Я удивленно посмотрел на госпожу Буше. Еще утром она была такой милой… Мне всегда казалось, что она относится ко мне, как к любимому внуку, и вот теперь готова прогнать на улицу!

– Ну что ты так на меня смотришь, глупый мальчишка? Я же тебе только что все объяснила! Никому ты тут без своего спесивого папаши не нужен. И вот еще что, если ты думаешь, что я такая жестокая, то ты не думай. Я просто не хочу, чтобы ты считал себя мне обязанным. Твой шибко умный папаша всегда говорил, что от этого одни проблемы. Да я, может, и сама скоро отсюда уеду, по крайней мере, на время. Проклятые эльфы давеча разорили Кафир, а это ведь всего в сотне лиг отсюда. Скоро и до нас доберутся. Ты понял намек, парень? Уходить надо из города. Подумай об этом.

Она поднялась по лестнице, а я так и остался сидеть с раскрытым ртом. «Не любят вас в городе». Ведь она, пожалуй, совершенно права! У меня даже нет здесь ни одного друга, а ведь я прожил тут всю жизнь. По крайней мере, здешнюю жизнь. Яков переехал сюда после того, как его сын получил травму, так что настоящий Эрик не мог здесь ни с кем подружиться, а сам я не слишком стремился изменить негативное отношение ровесников. До того Яков с семьей жил в столице, но подробностями прошлой жизни я у Якова почти не интересовался, видя, что эти вопросы причиняют ему боль.
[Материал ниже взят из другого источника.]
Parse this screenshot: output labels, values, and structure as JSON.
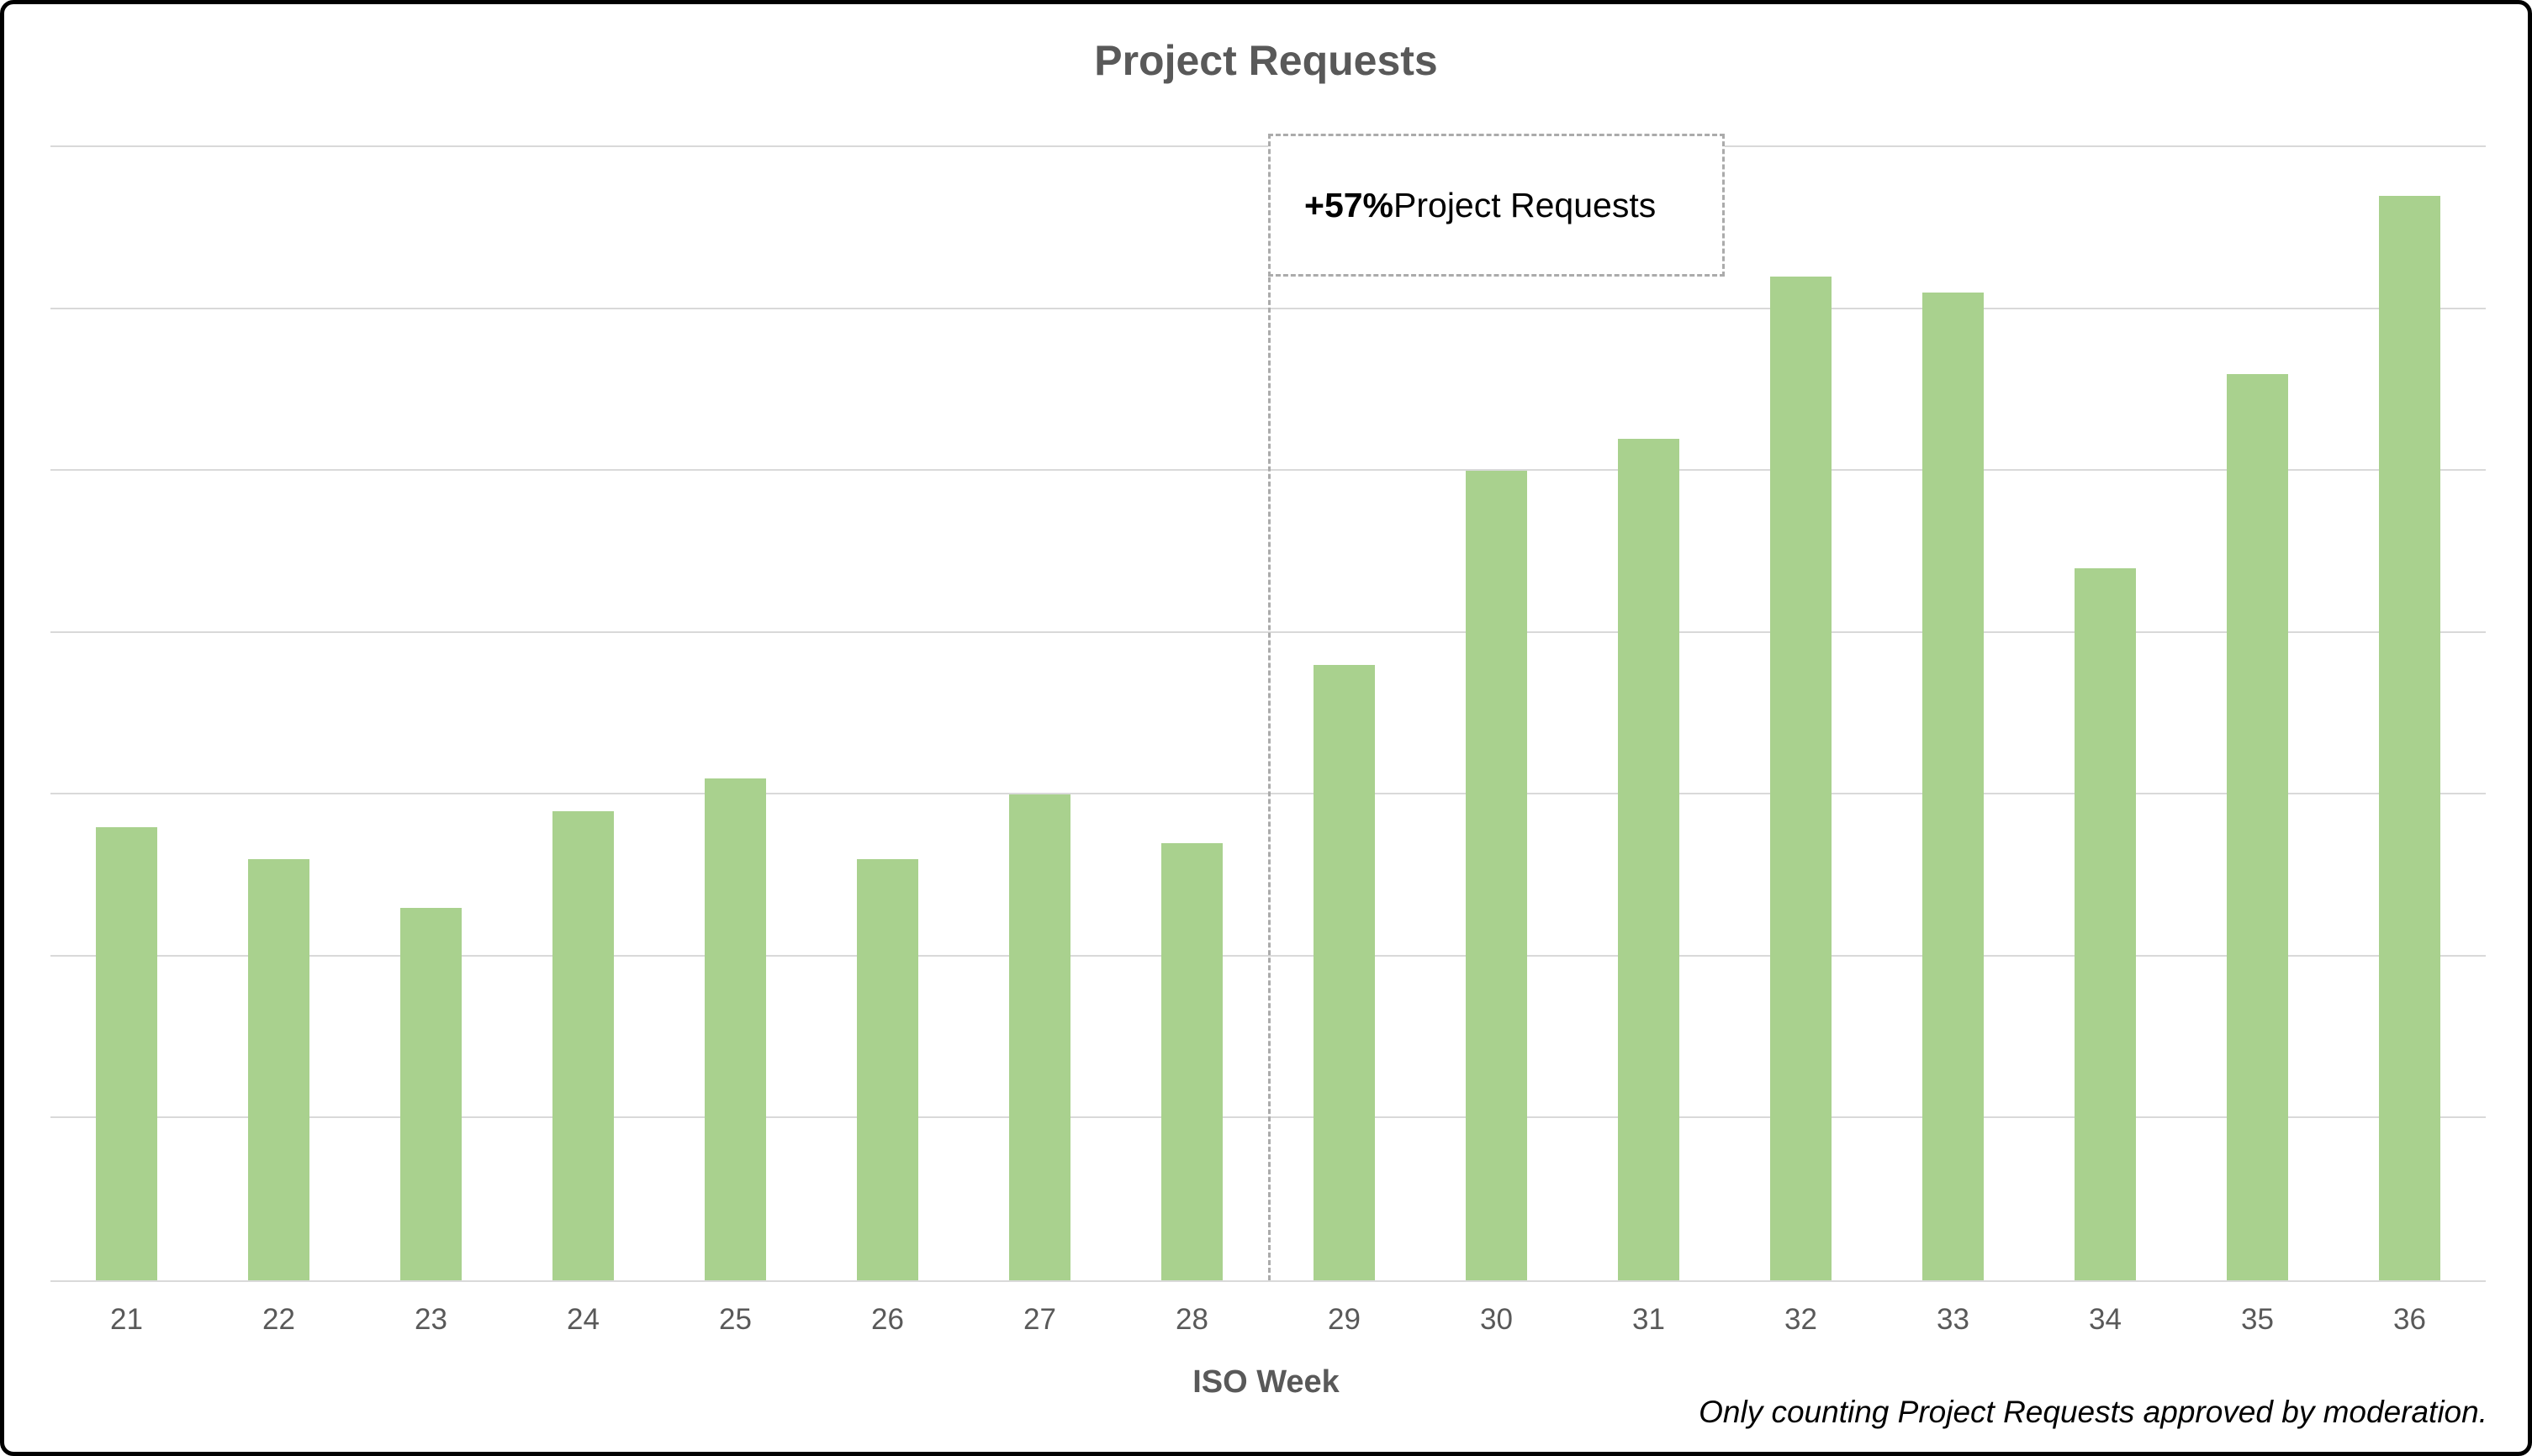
{
  "chart_data": {
    "type": "bar",
    "title": "Project Requests",
    "xlabel": "ISO Week",
    "ylabel": "",
    "categories": [
      "21",
      "22",
      "23",
      "24",
      "25",
      "26",
      "27",
      "28",
      "29",
      "30",
      "31",
      "32",
      "33",
      "34",
      "35",
      "36"
    ],
    "values": [
      28,
      26,
      23,
      29,
      31,
      26,
      30,
      27,
      38,
      50,
      52,
      62,
      61,
      44,
      56,
      67
    ],
    "ylim": [
      0,
      70
    ],
    "gridline_step": 10,
    "grid": "horizontal",
    "legend": "none",
    "bar_color": "#A9D18E",
    "gridline_color": "#d9d9d9",
    "text_color": "#595959",
    "annotation": {
      "bold": "+57%",
      "rest": " Project Requests",
      "divider_after_index": 8,
      "box_span_categories": 3
    },
    "footnote": "Only counting Project Requests approved by moderation."
  }
}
Я посидел еще немного, пытаясь сообразить, что же мне теперь делать. Получается, что мне действительно лучше уйти из города, вот только куда? Я ничего не знаю о своих родственниках, не уверен даже, что они вообще у меня есть. Несколько раз я все-таки пытался выяснить у отца что-нибудь о своей матери, но обсуждать это отец отказывался наотрез. «У тебя нет матери, сын» – это все, что я мог добиться от него. Куда же мне отправиться? В столицу? Нет, это глупо. Я прекрасно знал, что деньги, которые я могу получить у госпожи Буше, велики только для захолустного Тальбрука, в столице от них ничего не останется уже спустя две недели. Пойти в какое-нибудь из лесных сел? Там всегда ценили лекарей, даже таких бестолковых, как я. Да только лесных сел у нас почти не осталось, всех вырезали эльфы.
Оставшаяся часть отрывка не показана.